February 28, 2013 12:00 AM
In recent weeks, with utter destruction facing the New England groundfish fleet, newly appointed NOAA Regional Administrator John Bullard, whom it was hoped by many would be a responsive voice of reason in the midst of governmental and scientific uncertainty and chaos, has instead used it to further demean and dismantle this nation’s hardworking families. At a time of crisis such as this, the leadership role he possesses could be used to avert disaster and preserve our community. But what we have seen is not only an indifference to the stark reality for fishing families but also to the federal fisheries law designed to protect them.
Regarding a talk at New Bedford’s Ocean Explorium a week or so ago, designed to discuss the state of challenges facing Northeast fisheries and fishermen, Mr. Bullard “jokingly told the Standard-Times” he hoped to face a bunch of third-graders rather than fishing families. Why? Does he think it is a joke that we have lost hundreds of boats in the last three years due to mismanagement by his agency? Does he think it’s a joke that fishermen and their families are losing their businesses? Does he think it’s a joke that they are losing their homes? Does he think it’s a joke that they are losing their retirement and life savings? Does he think it’s a joke that there have been documented cases of suicide attempts, divorces, and families and relationships collapsing because of the pressure of these regulations? Is it a joke to him that there have been documented cases of suicide attempts, divorces, and families and relationships collapsing because of the pressure of these regulations? Is it a joke to him that fishermen in New Bedford are still eligible for state unemployment while working full time on groundfish boats due to the fact that their paychecks are now so low? Is this a joke to him? It isn’t to the hundreds and thousands of people he is supposed to be representing in management.
In response to the newest cuts, which signal the end for New Bedford’s groundfishing fleet — which will essentially allow each boat to work for only a couple or few days next year — Mr. Bullard stated, “A plant shuts down. A person who’s worked there for 30 years all of a sudden goes to the factory door and it’s closed. You learn a new trade and you adapt.” I am dumbstruck by the indifference of this statement to our fishermen. Basically, it is “too bad.” But too bad for Mr. Bullard and his agency that the federal law protects fishermen and fishing communities in a way that factories do not. Maybe he has forgotten that.
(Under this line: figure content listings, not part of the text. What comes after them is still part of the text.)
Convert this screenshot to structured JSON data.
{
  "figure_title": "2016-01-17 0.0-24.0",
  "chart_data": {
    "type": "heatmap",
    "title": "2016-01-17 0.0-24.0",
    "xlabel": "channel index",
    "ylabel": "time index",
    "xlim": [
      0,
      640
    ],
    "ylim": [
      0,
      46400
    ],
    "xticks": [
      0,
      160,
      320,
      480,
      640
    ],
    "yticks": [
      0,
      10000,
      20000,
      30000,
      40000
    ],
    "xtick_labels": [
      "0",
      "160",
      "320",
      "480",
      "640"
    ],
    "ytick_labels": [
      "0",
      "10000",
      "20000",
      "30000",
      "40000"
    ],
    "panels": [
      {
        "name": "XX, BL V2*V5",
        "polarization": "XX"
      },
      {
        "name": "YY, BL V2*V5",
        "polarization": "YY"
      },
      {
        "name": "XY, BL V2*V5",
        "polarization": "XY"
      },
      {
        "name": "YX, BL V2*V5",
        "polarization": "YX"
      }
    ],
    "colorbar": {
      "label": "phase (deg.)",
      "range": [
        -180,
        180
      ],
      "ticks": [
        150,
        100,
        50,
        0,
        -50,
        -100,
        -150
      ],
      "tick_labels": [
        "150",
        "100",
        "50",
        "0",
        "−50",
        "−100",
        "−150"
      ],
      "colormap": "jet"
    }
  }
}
The federal law governing our fisheries, The Magnuson-Stevens Act, states in Section 301(a)(8) that, “Conservation and management measures [which the newest cuts purport to be] shall “¦ take into account the importance of fishery resources to fishing communities by utilizing economic and social data “¦ in order to (A) provide for the sustained participation of such communities and (B) to the extent practicable, minimize adverse economic impacts on such communities.” The federal law demands that economic impacts be minimized on our fishing families, and make sure that they can continue to participate in the fishery. No factory I know of has such overt federal legal protection. Mr. Bullard and his agency seem to forget and disregard this part of the law — the law, not a suggestion — that binds their actions. To cut groundfish quotas by such draconian levels, based on science that continues to be debated as to accuracy and reliability, without any provision for the socio-economic impact and continued fishing opportunities for fishing families is, quite frankly, illegal.
Section 303(a)(9) of the same law states that “any” fishery management plan must “include a fishery impact statement for the plan or amendment … which shall assess, specify, and analyze the likely effects, including the cumulative … economic, and social impacts, of the conservation and management measures on, and possible mitigation measures for (A) participants in the fisheries and fishing communities affected by the plan or amendment.” I have seen no such statement, analysis, or mitigation measures put forward by Mr. Bullard or his agency. But they still plan to essentially annihilate the groundfish fleet by their so-called “conservation” measures. To ignore one side of the law while pretending to adhere to another side of the same law is just not good enough. It is not good enough for our fishing families. It is not good enough for the Port of New Bedford.
What is good enough is an emergency action, also provided by the law, to address the brink of disaster. Section 305(c)(1) gives the Secretary of Commerce the ability to issue emergency regulations and interim measures to address an emergency in the fishery. This is an emergency. If Mr. Bullard used his position, based on the above considerations, to request such emergency measures, perhaps fishing families could have a chance to survive the coming fishing year. And perhaps he would be more respected.